Who heads the power-sharing interim council?
This will be the task of Pashtun tribal chief Hamid Karzai. He is head of the Popalzoi Pashtun clan, which has links to the Afghan royal family. Karzai, 46, is considered a moderate Muslim. He was educated in the United States and speaks English fluently. He played a prominent role as Afghan foreign minister in the early 1990s after the mujahedeen defeated the communists.
How long will the interim council run the country?
The interim council takes over in Kabul on December 22. It will govern for six months, at which time a traditional Afghan tribal council – known as a loya jirga – will convene to discuss and plan a post-Taliban regime in Afghanistan. It is expected the loya jirga will be opened by the former king. It will create a new interim government to run the country for two years, when elections will be held.
Who makes up the interim council?
ETHNIC REPRESENTATION: INTERIM COUNCIL
The Northern Alliance will dominate the council, with 17 of the 30 cabinet seats. Ethnically, the council will include 11 Pashtuns, eight Tajiks, five from the Shi’a Hazara population, three Uzbeks, with the remainder drawn from other minorities. The Pashtun are the largest ethnic group in Afghanistan, with about half of the country’s population of 26 million.
What are major portfolios on the interim council?

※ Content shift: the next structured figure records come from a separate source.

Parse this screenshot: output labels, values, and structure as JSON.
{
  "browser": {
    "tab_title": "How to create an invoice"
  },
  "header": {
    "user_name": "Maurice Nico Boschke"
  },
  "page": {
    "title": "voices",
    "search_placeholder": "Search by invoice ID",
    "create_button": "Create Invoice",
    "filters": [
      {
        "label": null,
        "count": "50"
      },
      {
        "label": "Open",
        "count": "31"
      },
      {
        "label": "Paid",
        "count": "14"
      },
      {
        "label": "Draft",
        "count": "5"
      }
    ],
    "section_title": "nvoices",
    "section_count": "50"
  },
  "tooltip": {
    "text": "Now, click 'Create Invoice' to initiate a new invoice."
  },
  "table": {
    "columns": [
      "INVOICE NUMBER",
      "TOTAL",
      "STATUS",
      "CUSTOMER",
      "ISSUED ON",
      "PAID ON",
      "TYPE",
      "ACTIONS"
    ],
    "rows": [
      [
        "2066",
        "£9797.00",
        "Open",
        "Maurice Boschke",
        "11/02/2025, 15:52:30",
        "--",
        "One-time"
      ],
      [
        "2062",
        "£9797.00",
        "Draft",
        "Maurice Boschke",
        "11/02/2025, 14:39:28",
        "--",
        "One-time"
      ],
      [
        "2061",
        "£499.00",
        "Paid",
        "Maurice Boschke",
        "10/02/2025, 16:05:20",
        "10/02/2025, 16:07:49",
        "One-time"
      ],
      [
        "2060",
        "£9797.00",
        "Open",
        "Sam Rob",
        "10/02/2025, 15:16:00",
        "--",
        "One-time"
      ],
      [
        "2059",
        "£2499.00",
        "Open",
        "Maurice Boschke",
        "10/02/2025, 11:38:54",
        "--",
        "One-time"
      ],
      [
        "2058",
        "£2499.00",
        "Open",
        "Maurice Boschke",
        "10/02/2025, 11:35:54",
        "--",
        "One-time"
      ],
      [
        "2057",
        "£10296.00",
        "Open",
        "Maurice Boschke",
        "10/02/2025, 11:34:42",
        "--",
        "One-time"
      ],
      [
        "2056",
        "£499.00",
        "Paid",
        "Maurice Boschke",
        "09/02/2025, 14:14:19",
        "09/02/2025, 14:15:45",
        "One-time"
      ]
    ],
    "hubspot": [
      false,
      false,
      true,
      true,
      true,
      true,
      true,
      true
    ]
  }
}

Karzai will be the chairman (when selected, he was with his tribesman in southern Afghanistan preparing for the final push on Taliban-held Kandahar). Other important posts:
- Dr. Abdullah Abdullah heads Foreign Affairs, as he did for the Northern Alliance
- Mohammed Fahim of the Northern Alliance heads Defence
- Dr. Sima Simar of the Rome Process heads Women’s Affairs
- Younis Qanooni of the Northern Alliance heads the Interior Ministry
- Suhaila Seddiqi heads Public Health
- Sardar Muhammed Roshan of the Rome Process heads Reconstruction
- Ishaq Shahryar of the Peshawar Group heads Transport
Who are the two women who will have cabinet seats?
Dr. Sima Samar runs an organization in Quetta, Pakistan, that provides medical assistance and education for Afghan women and children. Besides Women’s Affairs she will serve as one of Chairman Karzai’s five deputies. She attended Kabul University where she obtained a medical degree in 1984. She fled Afghanistan after the Soviet invasion and worked as a doctor in a refugee camp in Pakistan. She has received many death threats from the Taliban.

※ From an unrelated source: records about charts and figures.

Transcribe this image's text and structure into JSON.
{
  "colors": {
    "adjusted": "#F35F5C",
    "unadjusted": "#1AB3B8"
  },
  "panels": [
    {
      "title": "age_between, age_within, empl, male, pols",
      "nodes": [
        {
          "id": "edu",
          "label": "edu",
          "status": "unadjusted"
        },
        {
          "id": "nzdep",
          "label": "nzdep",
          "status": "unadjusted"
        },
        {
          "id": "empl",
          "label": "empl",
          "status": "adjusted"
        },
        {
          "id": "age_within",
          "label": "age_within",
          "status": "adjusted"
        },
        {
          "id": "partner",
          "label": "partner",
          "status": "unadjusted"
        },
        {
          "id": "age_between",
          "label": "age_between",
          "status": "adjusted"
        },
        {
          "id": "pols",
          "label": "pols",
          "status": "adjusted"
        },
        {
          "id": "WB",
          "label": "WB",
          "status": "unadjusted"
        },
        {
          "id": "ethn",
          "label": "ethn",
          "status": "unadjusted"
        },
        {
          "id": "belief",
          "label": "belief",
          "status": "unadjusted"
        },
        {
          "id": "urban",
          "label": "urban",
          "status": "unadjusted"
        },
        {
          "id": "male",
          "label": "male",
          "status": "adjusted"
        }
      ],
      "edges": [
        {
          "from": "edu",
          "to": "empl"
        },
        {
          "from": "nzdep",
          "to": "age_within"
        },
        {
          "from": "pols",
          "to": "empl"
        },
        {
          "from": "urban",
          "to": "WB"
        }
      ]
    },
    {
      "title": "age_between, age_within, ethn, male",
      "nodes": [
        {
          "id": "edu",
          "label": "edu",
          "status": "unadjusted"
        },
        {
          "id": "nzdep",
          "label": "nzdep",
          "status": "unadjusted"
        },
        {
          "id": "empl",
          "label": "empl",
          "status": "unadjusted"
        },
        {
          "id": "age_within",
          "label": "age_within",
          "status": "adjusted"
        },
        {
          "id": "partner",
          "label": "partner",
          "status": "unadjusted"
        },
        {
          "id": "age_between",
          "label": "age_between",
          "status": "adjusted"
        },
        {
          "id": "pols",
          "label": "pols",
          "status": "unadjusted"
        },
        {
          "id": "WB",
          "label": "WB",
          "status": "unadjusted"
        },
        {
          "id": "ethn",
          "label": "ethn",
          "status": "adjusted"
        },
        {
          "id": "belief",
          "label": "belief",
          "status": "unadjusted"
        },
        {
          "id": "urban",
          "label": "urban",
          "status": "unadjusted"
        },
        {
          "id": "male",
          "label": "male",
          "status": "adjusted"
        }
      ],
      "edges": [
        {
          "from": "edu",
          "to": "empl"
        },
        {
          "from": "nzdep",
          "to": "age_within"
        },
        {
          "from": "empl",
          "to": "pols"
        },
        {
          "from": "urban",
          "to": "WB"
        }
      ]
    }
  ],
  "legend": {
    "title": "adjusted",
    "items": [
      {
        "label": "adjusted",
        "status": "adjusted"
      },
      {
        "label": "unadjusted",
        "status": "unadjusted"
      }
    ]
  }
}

The other woman is Suhaila Seddiqi, a Tajik and former army general who has never left the city of Kabul.
For a list of rules enforced by the Taliban on Afghan women, click here.

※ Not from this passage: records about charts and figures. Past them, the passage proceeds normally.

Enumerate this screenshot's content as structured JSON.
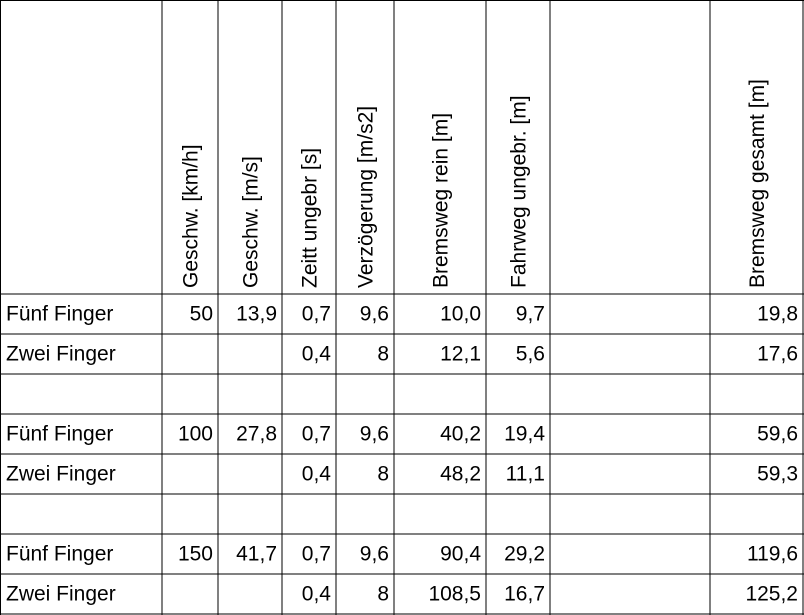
{
  "table": {
    "headers": {
      "kmh": "Geschw. [km/h]",
      "ms": "Geschw. [m/s]",
      "zeit": "Zeitt ungebr [s]",
      "verz": "Verzögerung [m/s2]",
      "rein": "Bremsweg rein [m]",
      "fahr": "Fahrweg ungebr. [m]",
      "gesamt": "Bremsweg gesamt [m]"
    },
    "rows": [
      {
        "label": "Fünf Finger",
        "kmh": "50",
        "ms": "13,9",
        "zeit": "0,7",
        "verz": "9,6",
        "rein": "10,0",
        "fahr": "9,7",
        "gesamt": "19,8"
      },
      {
        "label": "Zwei Finger",
        "zeit": "0,4",
        "verz": "8",
        "rein": "12,1",
        "fahr": "5,6",
        "gesamt": "17,6"
      },
      {
        "label": "Fünf Finger",
        "kmh": "100",
        "ms": "27,8",
        "zeit": "0,7",
        "verz": "9,6",
        "rein": "40,2",
        "fahr": "19,4",
        "gesamt": "59,6"
      },
      {
        "label": "Zwei Finger",
        "zeit": "0,4",
        "verz": "8",
        "rein": "48,2",
        "fahr": "11,1",
        "gesamt": "59,3"
      },
      {
        "label": "Fünf Finger",
        "kmh": "150",
        "ms": "41,7",
        "zeit": "0,7",
        "verz": "9,6",
        "rein": "90,4",
        "fahr": "29,2",
        "gesamt": "119,6"
      },
      {
        "label": "Zwei Finger",
        "zeit": "0,4",
        "verz": "8",
        "rein": "108,5",
        "fahr": "16,7",
        "gesamt": "125,2"
      }
    ]
  }
}
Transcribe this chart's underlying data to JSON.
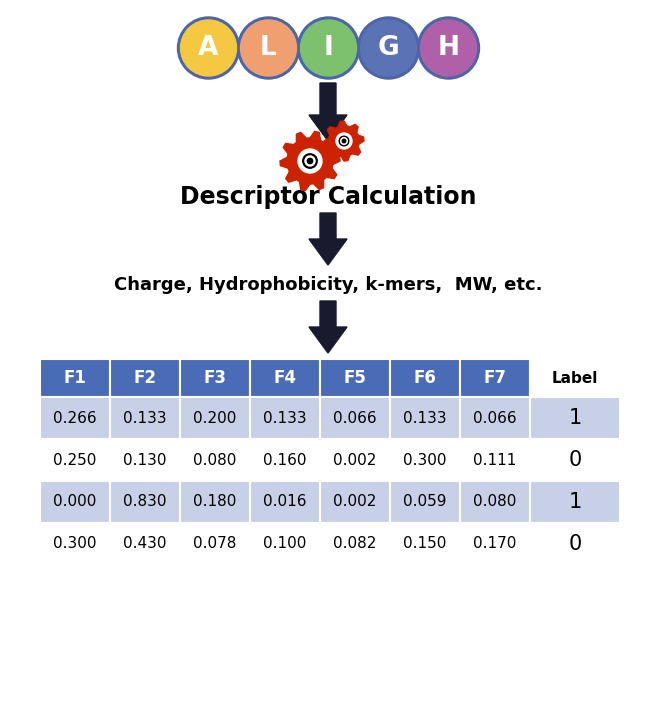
{
  "letters": [
    "A",
    "L",
    "I",
    "G",
    "H"
  ],
  "circle_colors": [
    "#F5C842",
    "#F0A070",
    "#7DC16E",
    "#5B73B5",
    "#B060A8"
  ],
  "circle_border": "#4A65A8",
  "letter_color": "#FFFFFF",
  "arrow_color": "#1A1A2E",
  "desc_calc_text": "Descriptor Calculation",
  "descriptors_text": "Charge, Hydrophobicity, k-mers,  MW, etc.",
  "table_headers": [
    "F1",
    "F2",
    "F3",
    "F4",
    "F5",
    "F6",
    "F7",
    "Label"
  ],
  "table_header_bg": "#4A6BB5",
  "table_header_text": "#FFFFFF",
  "table_row_bg_odd": "#C8D0E8",
  "table_row_bg_even": "#FFFFFF",
  "table_data": [
    [
      "0.266",
      "0.133",
      "0.200",
      "0.133",
      "0.066",
      "0.133",
      "0.066",
      "1"
    ],
    [
      "0.250",
      "0.130",
      "0.080",
      "0.160",
      "0.002",
      "0.300",
      "0.111",
      "0"
    ],
    [
      "0.000",
      "0.830",
      "0.180",
      "0.016",
      "0.002",
      "0.059",
      "0.080",
      "1"
    ],
    [
      "0.300",
      "0.430",
      "0.078",
      "0.100",
      "0.082",
      "0.150",
      "0.170",
      "0"
    ]
  ],
  "bg_color": "#FFFFFF",
  "fig_width": 6.57,
  "fig_height": 7.25,
  "dpi": 100
}
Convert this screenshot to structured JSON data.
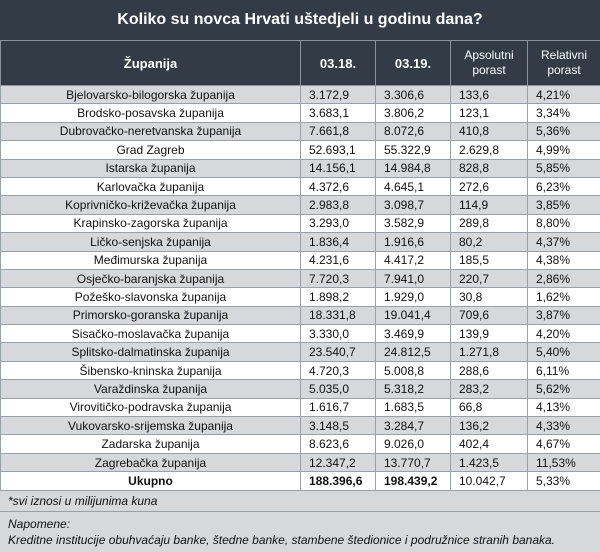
{
  "title": "Koliko su novca Hrvati uštedjeli u godinu dana?",
  "headers": {
    "county": "Županija",
    "y2018": "03.18.",
    "y2019": "03.19.",
    "abs": [
      "Apsolutni",
      "porast"
    ],
    "rel": [
      "Relativni",
      "porast"
    ]
  },
  "rows": [
    [
      "Bjelovarsko-bilogorska županija",
      "3.172,9",
      "3.306,6",
      "133,6",
      "4,21%"
    ],
    [
      "Brodsko-posavska županija",
      "3.683,1",
      "3.806,2",
      "123,1",
      "3,34%"
    ],
    [
      "Dubrovačko-neretvanska županija",
      "7.661,8",
      "8.072,6",
      "410,8",
      "5,36%"
    ],
    [
      "Grad Zagreb",
      "52.693,1",
      "55.322,9",
      "2.629,8",
      "4,99%"
    ],
    [
      "Istarska županija",
      "14.156,1",
      "14.984,8",
      "828,8",
      "5,85%"
    ],
    [
      "Karlovačka županija",
      "4.372,6",
      "4.645,1",
      "272,6",
      "6,23%"
    ],
    [
      "Koprivničko-križevačka županija",
      "2.983,8",
      "3.098,7",
      "114,9",
      "3,85%"
    ],
    [
      "Krapinsko-zagorska županija",
      "3.293,0",
      "3.582,9",
      "289,8",
      "8,80%"
    ],
    [
      "Ličko-senjska županija",
      "1.836,4",
      "1.916,6",
      "80,2",
      "4,37%"
    ],
    [
      "Međimurska županija",
      "4.231,6",
      "4.417,2",
      "185,5",
      "4,38%"
    ],
    [
      "Osječko-baranjska županija",
      "7.720,3",
      "7.941,0",
      "220,7",
      "2,86%"
    ],
    [
      "Požeško-slavonska županija",
      "1.898,2",
      "1.929,0",
      "30,8",
      "1,62%"
    ],
    [
      "Primorsko-goranska županija",
      "18.331,8",
      "19.041,4",
      "709,6",
      "3,87%"
    ],
    [
      "Sisačko-moslavačka županija",
      "3.330,0",
      "3.469,9",
      "139,9",
      "4,20%"
    ],
    [
      "Splitsko-dalmatinska županija",
      "23.540,7",
      "24.812,5",
      "1.271,8",
      "5,40%"
    ],
    [
      "Šibensko-kninska županija",
      "4.720,3",
      "5.008,8",
      "288,6",
      "6,11%"
    ],
    [
      "Varaždinska županija",
      "5.035,0",
      "5.318,2",
      "283,2",
      "5,62%"
    ],
    [
      "Virovitičko-podravska županija",
      "1.616,7",
      "1.683,5",
      "66,8",
      "4,13%"
    ],
    [
      "Vukovarsko-srijemska županija",
      "3.148,5",
      "3.284,7",
      "136,2",
      "4,33%"
    ],
    [
      "Zadarska županija",
      "8.623,6",
      "9.026,0",
      "402,4",
      "4,67%"
    ],
    [
      "Zagrebačka županija",
      "12.347,2",
      "13.770,7",
      "1.423,5",
      "11,53%"
    ]
  ],
  "total": [
    "Ukupno",
    "188.396,6",
    "198.439,2",
    "10.042,7",
    "5,33%"
  ],
  "unit_note": "*svi iznosi u milijunima kuna",
  "notes_title": "Napomene:",
  "notes_text": "Kreditne institucije obuhvaćaju banke, štedne banke, stambene štedionice i podružnice stranih banaka."
}
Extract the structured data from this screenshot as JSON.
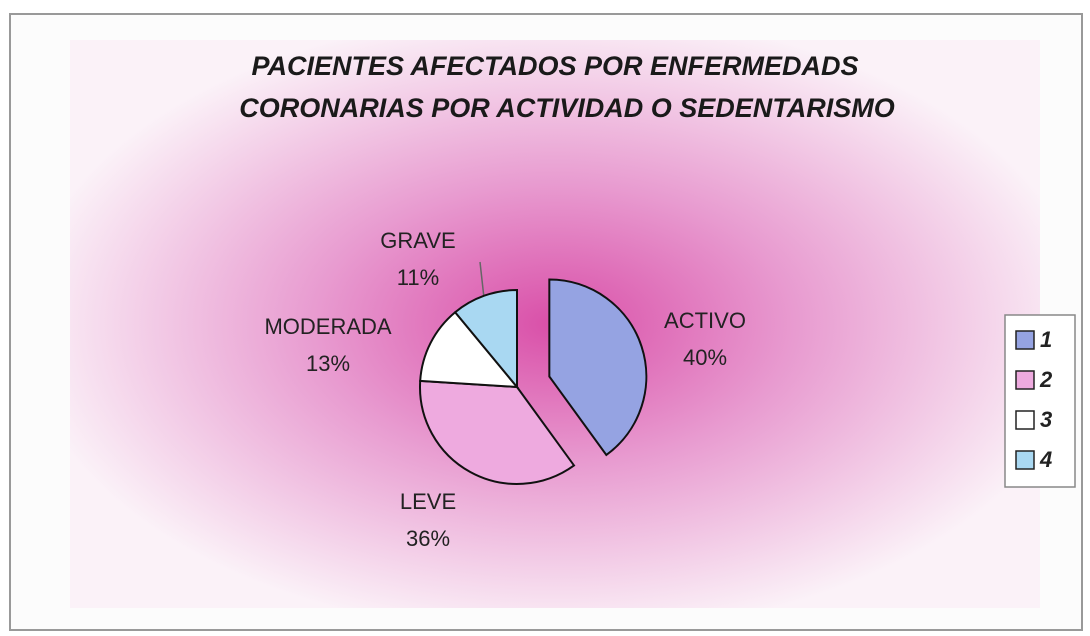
{
  "chart_data": {
    "type": "pie",
    "title": [
      "PACIENTES AFECTADOS POR ENFERMEDADS",
      "CORONARIAS POR ACTIVIDAD O SEDENTARISMO"
    ],
    "categories": [
      "ACTIVO",
      "LEVE",
      "MODERADA",
      "GRAVE"
    ],
    "values": [
      40,
      36,
      13,
      11
    ],
    "value_labels": [
      "40%",
      "36%",
      "13%",
      "11%"
    ],
    "colors": [
      "#95a3e2",
      "#eeaadf",
      "#ffffff",
      "#a9d8f2"
    ],
    "legend": [
      "1",
      "2",
      "3",
      "4"
    ],
    "legend_position": "right"
  }
}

Does the Afghan accord specify any peacekeeping role in the country while the interim council does its job?
The accord reached in Bonn proposes asking the United Nations for a multinational peacekeeping force for the city of Kabul. It does not specify the size of the force or how long it will be needed. Such a peacekeeping force could be expanded to work in other areas of Afghanistan.
Were there special incentives that enabled the various factions to agree to the accord?
Donor countries have promised an unspecified amount of aid and reconstruction money – said to amount to billions of dollars – if the ethnic factions reached an accord. If an accord had not been reached, the aid and reconstruction money would not be forthcoming.